Let’s take a look at numero one, Schneider Electric. Their website design is literally the color green, but Time didn’t say that was a factor, so let’s move on.
Schneider’s entire focus is on sustainability: Energy Management, Energy and Sustainability Services, and Smart grid Services. To follow on that, this is not the company’s first award. Just scroll down their awards page, which never seems to end. Successes have included:
Delivering 800 million tons of saved and avoided CO2 emissions to customers. Providing access to green electricity to 50 million people. These might be greenwashing, as both are already their core business.
Reducing CO2 emissions from top 1,000 suppliers’ operations by 50%.
100% of their primary and secondary packaging is free from single-use plastic and uses recycled cardboard. As noted, most waste is not recycled, so reducing single use plastic is a great step.
The first company to assess end-to-end biodiversity with Global Biodiversity Score.
The Bottom 10 Companies
Now let’s review the bottom 10 companies. As you can see, many of these companies make widgets or have huge supply chains, like DHL. One surprising one is First Solar. We will take a look at the sustainability of the renewables supply chain later.
The last one on the list is Casio. Oh how you have fallen!
My favorite watch growing up was a Casio, with a great little calculator, timer, and water resistant screen. The precursor of the Apple Watch.
A quick look at the home page is nearly the reverse of Schneider Electric. Lots of shiny metal watches and flashy jewelry. An initial look at the Casio web pages left me wondering if they had even heard of sustainability. Then I found their corporate site.
First, their last news article on sustainability was from almost a year ago. Going through their sustainability initiatives made me think back to my original days working on climate change in 2011, small and slow steps towards sustainability. Key successes included:
Achieved 93.9% recycling rate for entire Casio Group.

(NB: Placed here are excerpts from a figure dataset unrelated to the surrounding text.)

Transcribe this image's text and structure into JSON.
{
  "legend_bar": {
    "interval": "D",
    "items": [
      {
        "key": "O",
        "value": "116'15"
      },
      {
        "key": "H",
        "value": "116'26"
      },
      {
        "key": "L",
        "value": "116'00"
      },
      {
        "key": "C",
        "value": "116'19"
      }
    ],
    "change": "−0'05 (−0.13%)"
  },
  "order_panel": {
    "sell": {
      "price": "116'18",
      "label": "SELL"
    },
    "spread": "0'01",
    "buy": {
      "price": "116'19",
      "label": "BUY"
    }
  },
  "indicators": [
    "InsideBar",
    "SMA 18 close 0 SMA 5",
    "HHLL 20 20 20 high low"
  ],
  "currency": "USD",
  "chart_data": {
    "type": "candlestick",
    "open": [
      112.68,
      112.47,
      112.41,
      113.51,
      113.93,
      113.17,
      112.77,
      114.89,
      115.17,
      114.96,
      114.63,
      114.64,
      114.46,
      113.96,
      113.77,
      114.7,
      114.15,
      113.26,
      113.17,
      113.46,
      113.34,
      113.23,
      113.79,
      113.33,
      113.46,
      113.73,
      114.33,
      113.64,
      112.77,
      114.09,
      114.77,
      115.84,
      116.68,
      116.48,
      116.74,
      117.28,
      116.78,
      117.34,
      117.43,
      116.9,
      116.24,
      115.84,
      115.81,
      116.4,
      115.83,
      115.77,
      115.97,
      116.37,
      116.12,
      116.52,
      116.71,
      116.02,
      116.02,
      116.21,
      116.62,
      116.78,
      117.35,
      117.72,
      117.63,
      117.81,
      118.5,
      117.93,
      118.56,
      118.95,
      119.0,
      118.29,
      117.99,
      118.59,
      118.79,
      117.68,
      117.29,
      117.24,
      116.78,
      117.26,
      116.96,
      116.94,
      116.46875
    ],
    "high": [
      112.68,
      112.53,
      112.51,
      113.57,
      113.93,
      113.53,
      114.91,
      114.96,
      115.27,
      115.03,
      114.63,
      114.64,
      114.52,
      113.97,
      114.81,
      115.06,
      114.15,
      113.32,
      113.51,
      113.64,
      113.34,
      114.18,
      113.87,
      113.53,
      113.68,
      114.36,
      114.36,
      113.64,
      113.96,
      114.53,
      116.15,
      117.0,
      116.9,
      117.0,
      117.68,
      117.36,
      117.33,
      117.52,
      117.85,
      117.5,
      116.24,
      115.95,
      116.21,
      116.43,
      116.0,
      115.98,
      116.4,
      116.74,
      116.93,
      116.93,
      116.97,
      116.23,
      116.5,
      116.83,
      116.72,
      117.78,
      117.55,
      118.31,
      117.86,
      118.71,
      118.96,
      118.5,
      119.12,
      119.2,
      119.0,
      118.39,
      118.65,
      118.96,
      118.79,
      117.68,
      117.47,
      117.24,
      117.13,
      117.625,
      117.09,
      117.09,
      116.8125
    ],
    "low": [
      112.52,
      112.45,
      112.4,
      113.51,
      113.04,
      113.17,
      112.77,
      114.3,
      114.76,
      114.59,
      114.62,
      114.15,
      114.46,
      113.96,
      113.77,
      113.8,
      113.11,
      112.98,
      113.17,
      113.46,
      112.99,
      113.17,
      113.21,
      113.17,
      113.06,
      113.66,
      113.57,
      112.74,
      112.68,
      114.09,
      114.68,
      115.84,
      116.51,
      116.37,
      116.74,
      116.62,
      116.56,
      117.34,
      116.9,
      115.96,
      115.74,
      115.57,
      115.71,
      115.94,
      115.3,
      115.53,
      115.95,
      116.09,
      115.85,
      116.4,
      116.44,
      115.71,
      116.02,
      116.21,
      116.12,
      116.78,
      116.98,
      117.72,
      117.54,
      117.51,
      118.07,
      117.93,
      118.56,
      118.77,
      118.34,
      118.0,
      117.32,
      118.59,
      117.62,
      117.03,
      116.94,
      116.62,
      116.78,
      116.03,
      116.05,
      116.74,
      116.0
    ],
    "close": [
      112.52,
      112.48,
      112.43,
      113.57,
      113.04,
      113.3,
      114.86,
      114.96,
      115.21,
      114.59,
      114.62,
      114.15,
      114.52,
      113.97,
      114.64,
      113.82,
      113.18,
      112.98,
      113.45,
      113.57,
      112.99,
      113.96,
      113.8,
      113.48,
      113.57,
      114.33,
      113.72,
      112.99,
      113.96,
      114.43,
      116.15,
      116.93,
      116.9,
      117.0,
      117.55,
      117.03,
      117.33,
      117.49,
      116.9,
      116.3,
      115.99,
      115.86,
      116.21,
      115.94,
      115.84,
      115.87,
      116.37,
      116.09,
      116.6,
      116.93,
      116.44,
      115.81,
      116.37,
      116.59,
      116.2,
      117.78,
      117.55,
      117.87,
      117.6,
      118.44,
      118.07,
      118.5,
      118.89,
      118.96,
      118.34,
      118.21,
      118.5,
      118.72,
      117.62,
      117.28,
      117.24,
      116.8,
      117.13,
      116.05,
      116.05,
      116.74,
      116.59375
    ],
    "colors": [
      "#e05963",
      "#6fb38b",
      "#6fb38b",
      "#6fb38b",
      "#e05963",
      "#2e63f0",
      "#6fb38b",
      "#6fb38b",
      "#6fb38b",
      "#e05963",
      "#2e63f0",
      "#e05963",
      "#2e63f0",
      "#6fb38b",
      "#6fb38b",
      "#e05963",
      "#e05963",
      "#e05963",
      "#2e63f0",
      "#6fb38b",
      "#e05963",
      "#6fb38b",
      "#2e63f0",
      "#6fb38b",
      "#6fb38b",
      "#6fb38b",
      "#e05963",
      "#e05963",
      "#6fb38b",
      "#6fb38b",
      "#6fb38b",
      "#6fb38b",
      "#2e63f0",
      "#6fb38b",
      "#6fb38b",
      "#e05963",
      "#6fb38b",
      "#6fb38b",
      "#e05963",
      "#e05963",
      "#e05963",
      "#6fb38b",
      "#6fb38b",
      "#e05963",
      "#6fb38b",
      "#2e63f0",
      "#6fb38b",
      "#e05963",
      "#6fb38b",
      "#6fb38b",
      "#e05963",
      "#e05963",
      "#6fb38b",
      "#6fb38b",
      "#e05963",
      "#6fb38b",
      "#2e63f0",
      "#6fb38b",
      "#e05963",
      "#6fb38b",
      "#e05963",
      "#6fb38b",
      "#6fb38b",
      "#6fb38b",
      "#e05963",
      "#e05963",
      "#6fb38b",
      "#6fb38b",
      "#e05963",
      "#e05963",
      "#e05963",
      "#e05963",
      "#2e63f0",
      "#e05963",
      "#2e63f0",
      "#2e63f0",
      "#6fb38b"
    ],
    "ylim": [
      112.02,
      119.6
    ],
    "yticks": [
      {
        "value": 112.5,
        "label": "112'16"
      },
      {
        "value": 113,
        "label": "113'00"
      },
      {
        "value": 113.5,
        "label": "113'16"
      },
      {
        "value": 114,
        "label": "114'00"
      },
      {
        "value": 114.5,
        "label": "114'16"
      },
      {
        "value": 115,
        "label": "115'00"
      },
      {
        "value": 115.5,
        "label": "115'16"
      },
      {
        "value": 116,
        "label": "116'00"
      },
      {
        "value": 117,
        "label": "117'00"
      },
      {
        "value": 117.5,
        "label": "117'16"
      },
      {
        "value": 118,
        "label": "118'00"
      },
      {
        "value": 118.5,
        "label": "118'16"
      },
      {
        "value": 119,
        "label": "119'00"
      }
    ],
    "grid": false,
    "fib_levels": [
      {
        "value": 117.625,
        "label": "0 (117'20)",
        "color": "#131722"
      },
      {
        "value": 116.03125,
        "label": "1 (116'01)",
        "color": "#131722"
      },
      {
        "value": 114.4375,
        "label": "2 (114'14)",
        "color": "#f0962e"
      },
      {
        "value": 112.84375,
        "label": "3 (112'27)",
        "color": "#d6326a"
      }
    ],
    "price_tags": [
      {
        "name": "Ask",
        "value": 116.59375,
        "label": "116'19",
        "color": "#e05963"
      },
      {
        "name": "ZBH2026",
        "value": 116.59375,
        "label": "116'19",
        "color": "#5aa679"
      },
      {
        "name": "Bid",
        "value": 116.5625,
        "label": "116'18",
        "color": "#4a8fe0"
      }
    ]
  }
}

Adopting paper based packaging over plastic. Now this is a good one and something that would help if every company adopted it.
Increase the use of sustainable paper to 100% by FY2031. Yawn.
A majority of Casio’s CO2 emissions are from the purchase of goods and services, under what are called Scope 3 emissions. Limited progress has been made on addressing these emissions, and for companies that make physical products this might be one of the most important sources of emissions.
For example, this includes the sources of materials for watches, like metals and minerals that are mined. Similarly transportation of materials to Casio is a significant source of carbon emissions that have not been addressed.
Not taking actions towards reducing Scope 3 emissions is often seen as a way to kick the can down the curb, reducing the responsibility of the company to take action.
According to the Carbon Disclosure Project, a company’s Scope 3 emissions can amount to more than 11 times of their direct emissions, thus often representing the largest lever companies possess to reduce their impact on climate change. The Boston Consulting Group found that only 10% of global firms comprehensively measured and reported scope 3 emissions.
According to the MSCI climate database, 45% of the firms reporting their scope 3 emissions receive an ESG rating of AAA or AA, while only 21% of non-reporting firms receive that. At the same time more than half of procurement leaders fear they could be greenwashing “unintentionally” due to a lack of confidence in Scope 3 reporting, which most consider a “best guess” exercise.
Actually Holding Companies Accountable
If you read our last article “Do Companies Want to Be Sustainable?” you will remember that governments are creating policies that will result in real and meaningful fines when companies greenwash.